How to take care of the code for this? How will it be maintained? The "native" Ultrascale I/O block that has to be used for this feature is poorly designed - even worse than the GTH - and the code of the corresponding Xilinx wizard should raise eyebrows, to say the least. (Among many other examples, they have a 2-BIT COUNTER written as a TRUTH TABLE, containing plenty of undergrad-level Verilog mistakes, and spanning dozens of dozens of lines of code).

This is one of the options that can be used for ones that want to have direct link to the Ethernet. I will use Marvell switch that acts like regular RGMII PHY from SoC PS side. However you don't have access from PL side to it and have to rely on hardened GEM (EMAC) This is maintained by Xilinx IPcore usually. It uses IO SERDES in oversampling mode (2x1.25GHz) to realise simple CDR and once the right clock phase is detected it works for the rest of the packet as ordinary SERDES. Starting from 7-series family, IO SERDES can be uses for synchronous SGMII operation, it needs external PHY that converts it to 1000-baseX. It could be far easier to pack GMII to SGMII than doing 1000base-X. I can also try to connect RGMII to PL side, but I'm not sure if have enough pins. The top priority are 3x 2.5Gbit 64bit DDR controllers.

We have 8 or 16 GTY transceivers that can be used for this purpose, but it is another job to port the design. I want all of them to be routed to RTM. I can route one of them as an option to PORT0 as well.

Isn't there a PS core that can be used from the Zynq?

there are also GTR transceivers that can be used from ZynQ, but they support only SGMII mode and need external PHY. So there is no real benefit using them. I prefer RGMII because I want to use all GTRs for PCI Express. I will need PCIe for communication in one application. As I wrote, this design will serve at least 3 different applications.
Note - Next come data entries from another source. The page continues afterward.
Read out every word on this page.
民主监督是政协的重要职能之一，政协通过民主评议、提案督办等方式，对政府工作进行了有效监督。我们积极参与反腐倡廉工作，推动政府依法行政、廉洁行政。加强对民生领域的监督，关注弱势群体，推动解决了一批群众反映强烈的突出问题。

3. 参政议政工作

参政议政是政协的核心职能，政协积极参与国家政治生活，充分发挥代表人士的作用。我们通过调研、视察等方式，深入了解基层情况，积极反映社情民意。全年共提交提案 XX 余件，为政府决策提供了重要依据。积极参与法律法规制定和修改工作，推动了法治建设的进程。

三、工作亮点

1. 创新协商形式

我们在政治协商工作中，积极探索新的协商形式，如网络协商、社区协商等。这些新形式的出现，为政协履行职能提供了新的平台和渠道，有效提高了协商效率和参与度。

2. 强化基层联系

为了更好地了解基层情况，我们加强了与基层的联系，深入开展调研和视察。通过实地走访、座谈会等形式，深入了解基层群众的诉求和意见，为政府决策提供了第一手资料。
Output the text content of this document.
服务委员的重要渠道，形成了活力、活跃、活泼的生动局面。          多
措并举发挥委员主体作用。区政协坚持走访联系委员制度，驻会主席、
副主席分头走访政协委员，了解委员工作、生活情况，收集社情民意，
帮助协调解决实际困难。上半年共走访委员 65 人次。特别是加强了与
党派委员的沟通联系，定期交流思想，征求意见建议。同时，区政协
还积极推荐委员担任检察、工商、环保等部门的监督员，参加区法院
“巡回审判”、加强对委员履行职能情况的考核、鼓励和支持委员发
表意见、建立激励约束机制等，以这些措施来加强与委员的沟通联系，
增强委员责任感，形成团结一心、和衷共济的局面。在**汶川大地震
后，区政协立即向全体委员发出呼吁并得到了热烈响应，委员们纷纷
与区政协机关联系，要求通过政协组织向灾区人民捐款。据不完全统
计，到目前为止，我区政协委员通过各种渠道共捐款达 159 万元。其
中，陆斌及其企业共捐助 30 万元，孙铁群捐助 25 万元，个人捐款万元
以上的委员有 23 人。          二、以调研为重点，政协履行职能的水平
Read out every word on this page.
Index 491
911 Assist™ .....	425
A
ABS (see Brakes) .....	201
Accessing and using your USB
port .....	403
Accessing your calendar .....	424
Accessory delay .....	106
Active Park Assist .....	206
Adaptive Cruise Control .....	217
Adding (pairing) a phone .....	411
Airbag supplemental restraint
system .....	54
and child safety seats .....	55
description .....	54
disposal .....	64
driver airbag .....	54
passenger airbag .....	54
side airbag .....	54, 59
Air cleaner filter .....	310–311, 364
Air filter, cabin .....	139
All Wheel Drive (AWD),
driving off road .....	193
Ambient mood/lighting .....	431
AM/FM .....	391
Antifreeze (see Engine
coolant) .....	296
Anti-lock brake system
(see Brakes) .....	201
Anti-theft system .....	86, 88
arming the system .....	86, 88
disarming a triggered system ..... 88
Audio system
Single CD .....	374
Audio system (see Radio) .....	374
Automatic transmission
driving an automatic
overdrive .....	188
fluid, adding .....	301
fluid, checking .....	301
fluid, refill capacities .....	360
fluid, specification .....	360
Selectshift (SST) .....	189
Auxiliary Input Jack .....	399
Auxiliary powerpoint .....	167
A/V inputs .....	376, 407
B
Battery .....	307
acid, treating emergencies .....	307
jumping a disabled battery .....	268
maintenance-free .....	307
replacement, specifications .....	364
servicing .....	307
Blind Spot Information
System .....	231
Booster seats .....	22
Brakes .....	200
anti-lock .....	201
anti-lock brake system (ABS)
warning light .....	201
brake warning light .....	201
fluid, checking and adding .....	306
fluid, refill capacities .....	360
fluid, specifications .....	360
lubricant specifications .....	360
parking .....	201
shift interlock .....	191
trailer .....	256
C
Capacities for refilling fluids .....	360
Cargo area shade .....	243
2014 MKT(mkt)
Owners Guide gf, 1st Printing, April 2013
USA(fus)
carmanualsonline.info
If we want Ethernet on pure fabric, maybe use one of the GTH + SFPs instead.

This chip has GTY transceivers. I designed RTM board with SFP and QSFP cages as well as access to RF backplane

Aren't Zynq devices able to reprogram themselves completely from the built-in ARM core already, both to flash and to SRAM?

They can do, but only from uboot. We found it difficult to provide remote maintenance this way. We have two FLASH chips connected using crossbar that let us swap the chips and choose which FLASH to boot. It is maintained by MMC. So one FLASH has basic recovery Linux system and another FLASH has production software that provides h.265 codec, video streaming, remote configuration, etc. We had long discussion with company that provides centralised control system for all boxes and we decided to implement additional Ethernet access to the MMC. Probably it won't be really useful in the lab. The system consists of over 500 ZynQ boxes distribute around the country so remote maintenance was a must and for some reasons dual FLASH approach was not sufficient.

gkasprow commented 5 years ago

I run out of SoC IO pins for AFE control. I want to use identical approach as on Sayma RTM - all clock chips control, AFE IO lines etc will be connected to small Artix chip. @sbourdeauducq would it make you happy if I used only 4 LVDS links to connect it with the main SoC? Two of them would be routed to clock inputs of SoC and Artix chip. If you need 6, I can try to provide them as well.